Thanks to a boost from a recent tobacco industry settlement, Colorado plans to sock away an extra $90 million next year in the state’s reserves. But by one credit rating agency’s analysis, it’s still woefully unprepared for the next economic downturn.

In the waning days of the 2018 legislative session, lawmakers voted to increase the state’s reserves to 7.25 percent of general fund spending, or an estimated $730 million for the fiscal year that starts July 1.

That’s up from 6.5 percent this fiscal year, and more than triple the 2 percent reserve the state had on hand at the depths of the Great Recession. And yet it still might not be nearly enough to avoid deep cuts to public services the next time the economy tanks.

A 2017 study from credit rating agency Moody’s Analytics found that because of unique economic factors, such as its reliance on income taxes and the oil and gas industry, and what it spends on Medicaid, recessions hit Colorado significantly harder than most states. And it should be saving more, accordingly.

Moody’s found Colorado needs to save 15 percent of what it spends to withstand even a moderate recession, and a whopping 26 percent to prepare for a severe downturn on par with the Great Recession. That’s the fourth largest projected fiscal shock of any state in the country.

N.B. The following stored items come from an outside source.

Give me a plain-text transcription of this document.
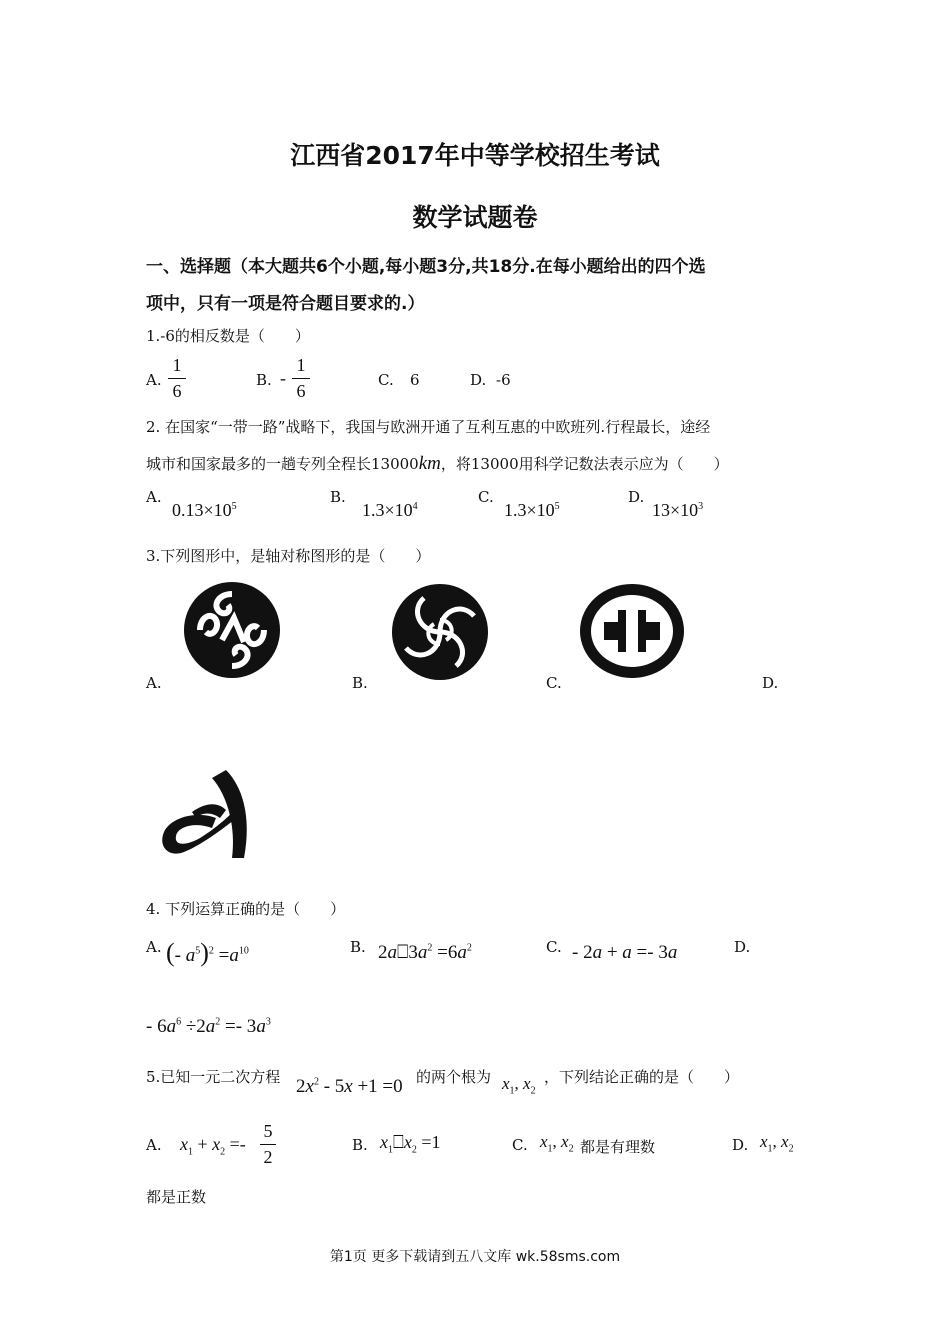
江西省2017年中等学校招生考试
数学试题卷
一、选择题（本大题共6个小题,每小题3分,共18分.在每小题给出的四个选
项中，只有一项是符合题目要求的.）
1.-6的相反数是（　　）
A.
1
6
B. -
1
6
C. 6	D. -6
2. 在国家“一带一路”战略下，我国与欧洲开通了互利互惠的中欧班列.行程最长，途经
城市和国家最多的一趟专列全程长13000km，将13000用科学记数法表示应为（　　）
A.
$0.13\times 10^5$
B.
$1.3\times 10^4$
C.
$1.3\times 10^5$
D.
$13\times 10^3$
3.下列图形中，是轴对称图形的是（　　）
A.	B.	C.	D.
4. 下列运算正确的是（　　）
A. (- $a^5)^2 =a^{10}$	B. $2a⎕3a^2 =6a^2$	C. - 2a + a =- 3a	D.
- $6a^6 \div 2a^2 =- 3a^3$
5.已知一元二次方程 $2x^2 - 5x +1 =0$ 的两个根为 $x_1$, $x_2$
，下列结论正确的是（　　）
A. $x_1 + x_2$ =-
5
2
B. $x_1⎕x_2 =1$	C. $x_1$, $x_2$ 都是有理数	D. $x_1$, $x_2$
都是正数
第1页 更多下载请到五八文库 wk.58sms.com
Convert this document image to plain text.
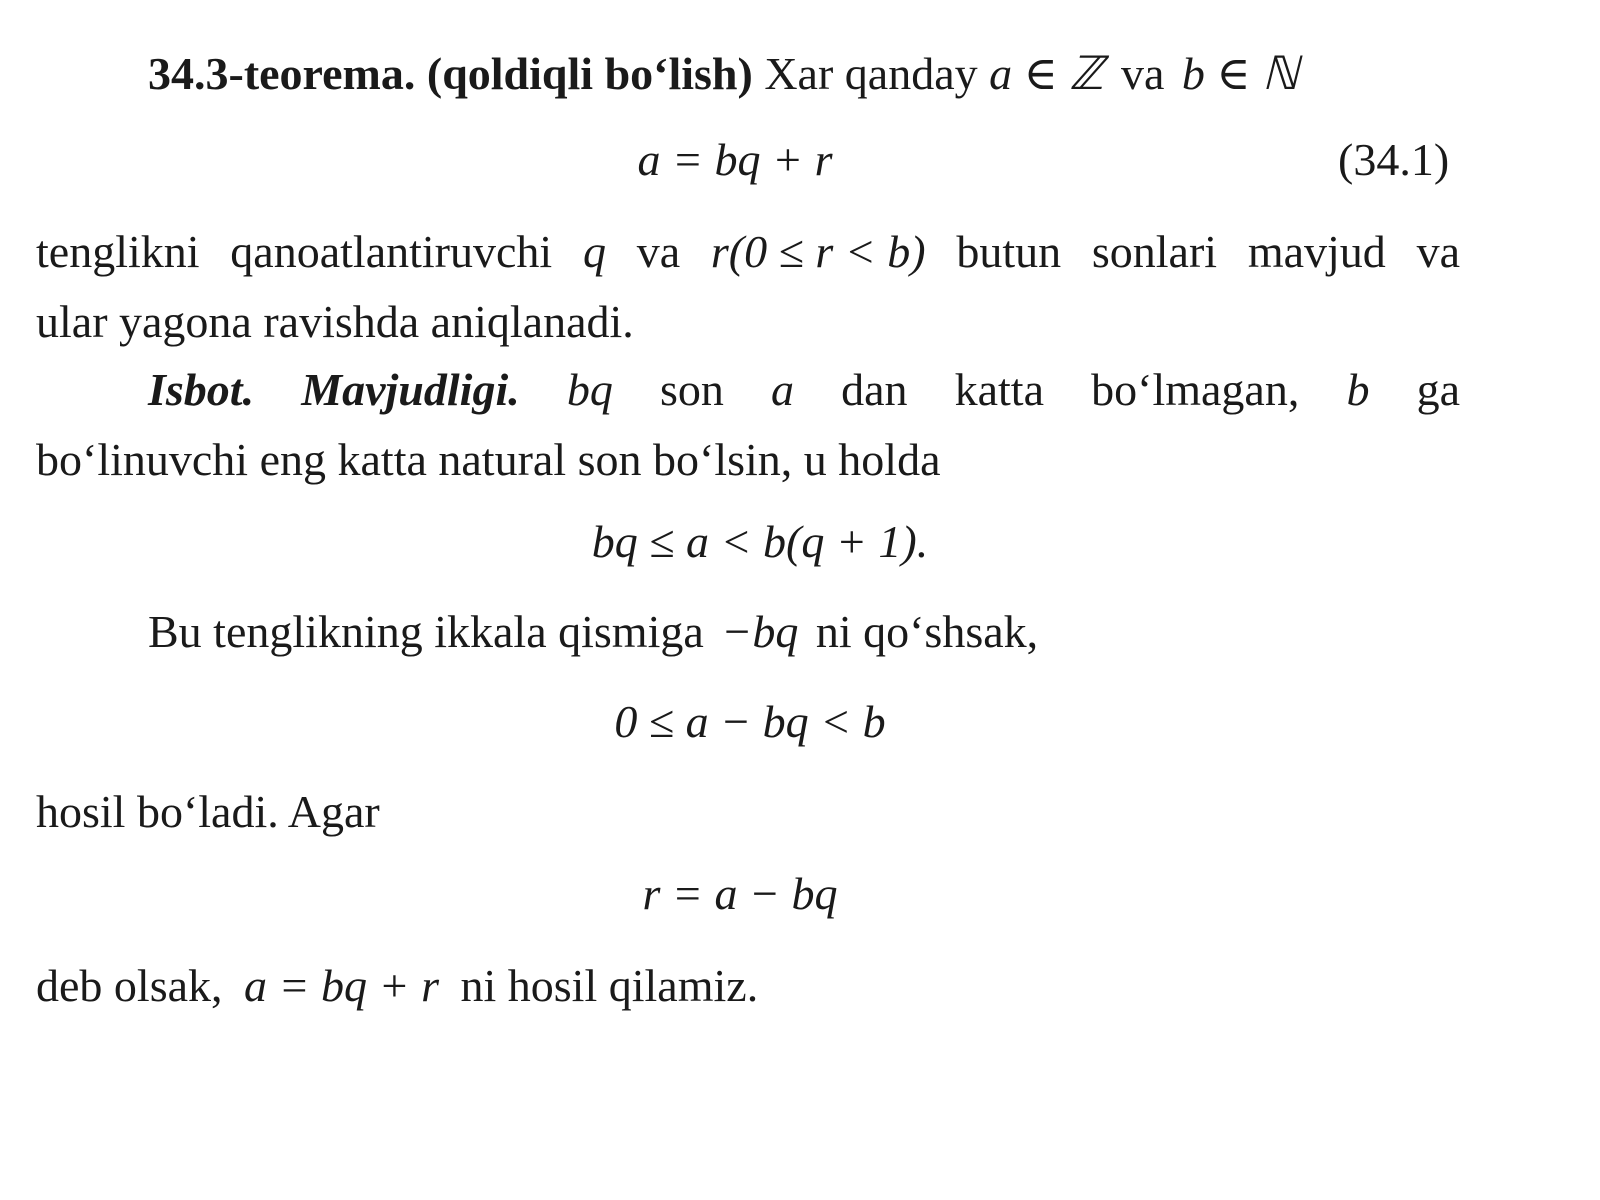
34.3-teorema. (qoldiqli bo‘lish) Xar qanday a ∈ ℤ va b ∈ ℕ
a = bq + r	(34.1)
tenglikni qanoatlantiruvchi q va r(0 ≤ r < b) butun sonlari mavjud va
ular yagona ravishda aniqlanadi.
Isbot. Mavjudligi. bq son a dan katta bo‘lmagan, b ga
bo‘linuvchi eng katta natural son bo‘lsin, u holda
bq ≤ a < b(q + 1).
Bu tenglikning ikkala qismiga −bq ni qo‘shsak,
0 ≤ a − bq < b
hosil bo‘ladi. Agar
r = a − bq
deb olsak, a = bq + r ni hosil qilamiz.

Reserve funds vary significantly across the country, and there isn’t a widely accepted standard for how much a state should save. But if the Moody’s guidance becomes the prevailing financial wisdom, it could affect Colorado’s credit worthiness and send the state’s borrowing costs higher.

Despite the calls for fiscal austerity from Moody’s and Democratic Gov. John Hickenlooper, Colorado lawmakers are split over whether the state should be saving more than it already does.